I like a combo of one part each thick, creamy lotion, aloe, and (here's the secret ingredient) hydrocortisone cream. The first moisturizes, the second coats and protects the skin, and the third is just there for the itch.
posted by mostlymartha at 11:01 AM on December 4, 2008


The peeling isn't part of the healing process, it's part of what happens when your skin is really dry. (And your skin really dry because the sun dried it out.) Slather on the most moisturizing moisturizer you can find, every day, as many times a day as you need. There's no disadvantage to doing this, since the peeling isn't doing anything beneficial.

Also: aloe feels good, but its not that moisturizing.
posted by Kololo at 11:25 AM on December 4, 2008


Put about a cup of non-instant oatmeal in a cheesecloth, and wrap it up so that it won't open.
Hang it under the faucet in your bathtub, and run yourself a temperate bath.
Have yourself a soak in the oatmeal water, and apply moisturizer after.
posted by Chuckles McLaughy du Haha, the depressed clown at 11:44 AM on December 4, 2008


I don't think you can really speed this up- you just need to grow some new skin, right? So you might as well be comfortable in the meantime. Do whatever helps.

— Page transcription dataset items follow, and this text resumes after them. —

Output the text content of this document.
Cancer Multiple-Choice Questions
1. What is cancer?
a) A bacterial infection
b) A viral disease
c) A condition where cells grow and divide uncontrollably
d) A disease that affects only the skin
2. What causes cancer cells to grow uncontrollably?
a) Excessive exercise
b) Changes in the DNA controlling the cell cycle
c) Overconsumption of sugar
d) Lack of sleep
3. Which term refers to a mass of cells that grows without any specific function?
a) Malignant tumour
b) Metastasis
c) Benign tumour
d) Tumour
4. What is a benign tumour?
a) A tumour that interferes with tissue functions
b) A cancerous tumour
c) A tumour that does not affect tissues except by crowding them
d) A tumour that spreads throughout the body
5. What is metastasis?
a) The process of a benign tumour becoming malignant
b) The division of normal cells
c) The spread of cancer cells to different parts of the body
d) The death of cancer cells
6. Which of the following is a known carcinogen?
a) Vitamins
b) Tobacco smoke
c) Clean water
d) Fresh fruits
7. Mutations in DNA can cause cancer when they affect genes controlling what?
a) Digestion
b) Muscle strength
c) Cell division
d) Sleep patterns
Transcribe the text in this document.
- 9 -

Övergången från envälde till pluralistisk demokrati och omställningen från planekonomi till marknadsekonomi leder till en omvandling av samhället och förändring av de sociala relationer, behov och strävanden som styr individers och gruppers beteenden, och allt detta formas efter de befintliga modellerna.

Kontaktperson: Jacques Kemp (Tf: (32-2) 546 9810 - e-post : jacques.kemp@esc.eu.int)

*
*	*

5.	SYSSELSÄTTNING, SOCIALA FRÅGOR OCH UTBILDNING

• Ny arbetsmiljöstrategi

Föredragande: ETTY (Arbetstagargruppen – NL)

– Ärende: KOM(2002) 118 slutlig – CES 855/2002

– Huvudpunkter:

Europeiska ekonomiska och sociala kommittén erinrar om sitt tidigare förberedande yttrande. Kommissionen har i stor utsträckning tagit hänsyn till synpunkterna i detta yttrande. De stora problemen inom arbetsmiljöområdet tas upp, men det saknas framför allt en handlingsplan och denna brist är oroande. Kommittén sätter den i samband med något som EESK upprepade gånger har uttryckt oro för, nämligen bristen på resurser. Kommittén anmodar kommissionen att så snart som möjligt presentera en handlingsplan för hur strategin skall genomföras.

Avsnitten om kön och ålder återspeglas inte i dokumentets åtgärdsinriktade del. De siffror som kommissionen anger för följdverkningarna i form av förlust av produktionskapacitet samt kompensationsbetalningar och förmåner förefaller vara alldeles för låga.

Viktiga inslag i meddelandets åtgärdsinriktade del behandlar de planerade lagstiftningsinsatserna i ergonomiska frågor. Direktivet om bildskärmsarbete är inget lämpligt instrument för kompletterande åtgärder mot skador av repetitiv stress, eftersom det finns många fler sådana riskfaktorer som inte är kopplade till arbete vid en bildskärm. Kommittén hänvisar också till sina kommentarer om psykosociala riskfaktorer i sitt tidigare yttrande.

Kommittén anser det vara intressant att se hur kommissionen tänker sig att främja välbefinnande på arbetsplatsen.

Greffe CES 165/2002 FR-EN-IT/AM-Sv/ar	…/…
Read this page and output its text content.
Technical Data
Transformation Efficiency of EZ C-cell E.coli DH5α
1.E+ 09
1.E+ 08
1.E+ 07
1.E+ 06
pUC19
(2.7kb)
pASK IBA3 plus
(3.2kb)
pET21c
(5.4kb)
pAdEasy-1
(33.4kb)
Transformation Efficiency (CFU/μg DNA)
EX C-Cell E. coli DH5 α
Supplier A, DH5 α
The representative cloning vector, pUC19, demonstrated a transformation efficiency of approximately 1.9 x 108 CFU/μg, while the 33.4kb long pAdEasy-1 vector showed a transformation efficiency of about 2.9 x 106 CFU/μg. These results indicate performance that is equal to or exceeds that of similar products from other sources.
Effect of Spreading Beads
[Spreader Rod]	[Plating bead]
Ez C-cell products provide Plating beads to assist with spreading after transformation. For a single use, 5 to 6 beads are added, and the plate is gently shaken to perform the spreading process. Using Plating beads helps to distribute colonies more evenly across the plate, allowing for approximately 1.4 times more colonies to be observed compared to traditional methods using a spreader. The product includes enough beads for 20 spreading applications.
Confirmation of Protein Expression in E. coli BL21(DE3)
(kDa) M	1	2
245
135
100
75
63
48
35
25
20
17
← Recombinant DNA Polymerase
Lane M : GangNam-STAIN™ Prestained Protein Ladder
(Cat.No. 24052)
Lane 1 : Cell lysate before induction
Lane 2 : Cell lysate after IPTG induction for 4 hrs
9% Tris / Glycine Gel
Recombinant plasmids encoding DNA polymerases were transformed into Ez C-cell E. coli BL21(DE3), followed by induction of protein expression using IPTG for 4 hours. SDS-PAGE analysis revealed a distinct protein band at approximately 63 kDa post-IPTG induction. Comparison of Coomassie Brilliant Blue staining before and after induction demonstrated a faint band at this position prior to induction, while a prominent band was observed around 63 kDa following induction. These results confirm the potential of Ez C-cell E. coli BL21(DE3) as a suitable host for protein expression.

I personally find that aloe gel feels great for 30 seconds, then dries to a tight, dry sheen, and therefore I prefer commercial moisturizers with some oil in them when I have a sunburn. Wet your skin first (maybe a cool shower, more for the wetting than the washing). Then pat it dry very gently so it's still a bit damp when you apply the moisturizer- that way the lotion will seal in the water, which will feel nicer.

And drink lots of water and sleep an extra couple hours a night til it's better. Good luck, sunburns suck!
posted by pseudostrabismus at 12:27 PM on December 4, 2008


You can also use one of these to apply lotion to your back.
posted by essexjan at 2:13 PM on December 4, 2008


I'd just like to say that, though mostlymartha's advice to drink would, indeed, dull the pain, it would be a terrible idea for your skin, as alcohol dehydrates you.

Drink lots of water. Consider taking some vitamins, like E and A, both of which are good for the skin.

Also, take oatmeal baths. Gross as hell, but they are really good for your skin.

I'm not a doctor, but I suffered for a couple of years with rather severe psoriasis (before finding light therapy, which pretty well cured me), so I know dry, cracked skin from sunburns and much else.